Leiopotherapon unicolor, the spangled grunter or spangled perch is a species of ray-finned fish, a grunter from the family Terapontidae. It is endemic to Australia.

==Description==
Leiopotherapon unicolor has a slender, oval shaped body which is somewhat compressed, although the juveniles are more rotund. The dorsal profile is mainly convex, the ventral profile is evenly convex and it has a long snout. The mouth is oblique, the maxillary extending past the level of the front of the eye and is equipped with strong conical teeth with those in the outer row enlarged and the inner band being villiform and there are no teeth on the roof of the mouth. They have a continuous dorsal fin with a spiny part to the front which is rounded and contains 11-13 spines with the third or fourth spines being the longerst. The rear part of the dorsal fin has 9-12 soft rays the longest being longer than the longest dorsal fin spines. The anal fin has 3 short spines and 7-10 soft rays and has a softly, rounded shape. The caudal fin is slightly emarginate. It is an attractive species which is silvery grey to silvery blue in colour on the body marked with many reddish-brown spots, apart from the abdomen. The juveniles have an obvious dark bar on lower lobe of the caudal fin.

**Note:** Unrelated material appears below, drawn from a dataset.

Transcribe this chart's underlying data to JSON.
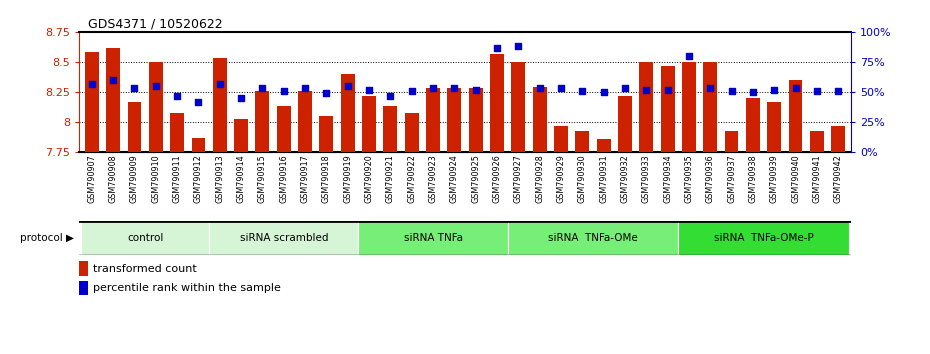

The maximum recorded standard length is 31 cm.

==Distribution==
Leiopotherapon unicolor has the widest distribution of any freshwater grunter in Australia and is found over most of the northern two thirds of the continent as far south as Newcastle, New South Wales.

==Habitat and biology==
Leiopotherapon unicolor occurs in a wide range of water conditions, it can be found in running to still waters with turbidity ranging from clear to almost opaque as well as being able to tolerate a wide range of salinities and showing the ability to live in a wide range of temperatures. Among the waterbodies it can be found include intermittent waters, and these waters are where it is most numerous. It also inhabits lakes, dams, rivers, billabongs, bore drains, wells and waterholes. In the interior of Australia this species may be found in any temporary waterbody, even wheel ruts flooded after rains. This species is purported to appear in odd places following so called "rain of fish", as they are often observed scattered on the ground in the aftermath of heavy downpours. However, the fish have been transported to these places by flooding. This hardy species can survive dry periods by aestivation in the least amount of moisture in the bottom of a temporary waterbody. It is an omnivorous species which has a diet of consisting largely of aquatic and terrestrial insects, crustaceans and some molluscs, however it will also prey on small fish and consume a small amount of algae and aquatic weeds. Spawning takes place from November when water temperatures reach 20–26 °C and happens during the night. Before spawning the fish move upstream in rivers or towards the shallows in lakes and ponds so that they can spawn on soft beds. Once laid the eggs take two days to hatch and the larvae take around 24 days to change to juveniles. The males guard and fan the eggs. The females attain sexual maturity at a standard length of 78 mm and a 24 g female may produce 24,000 eggs and one at 65 g can produce 113,200.

==Species description==
Leiopotherapon unicolor was first formally described as Therapon unicolor in 1859 by the German-born British ichthyologist and herpetologist Albert Günther (1830-1914) with the type locality given as Mosquito Creek and Gwydir River in New South Wales.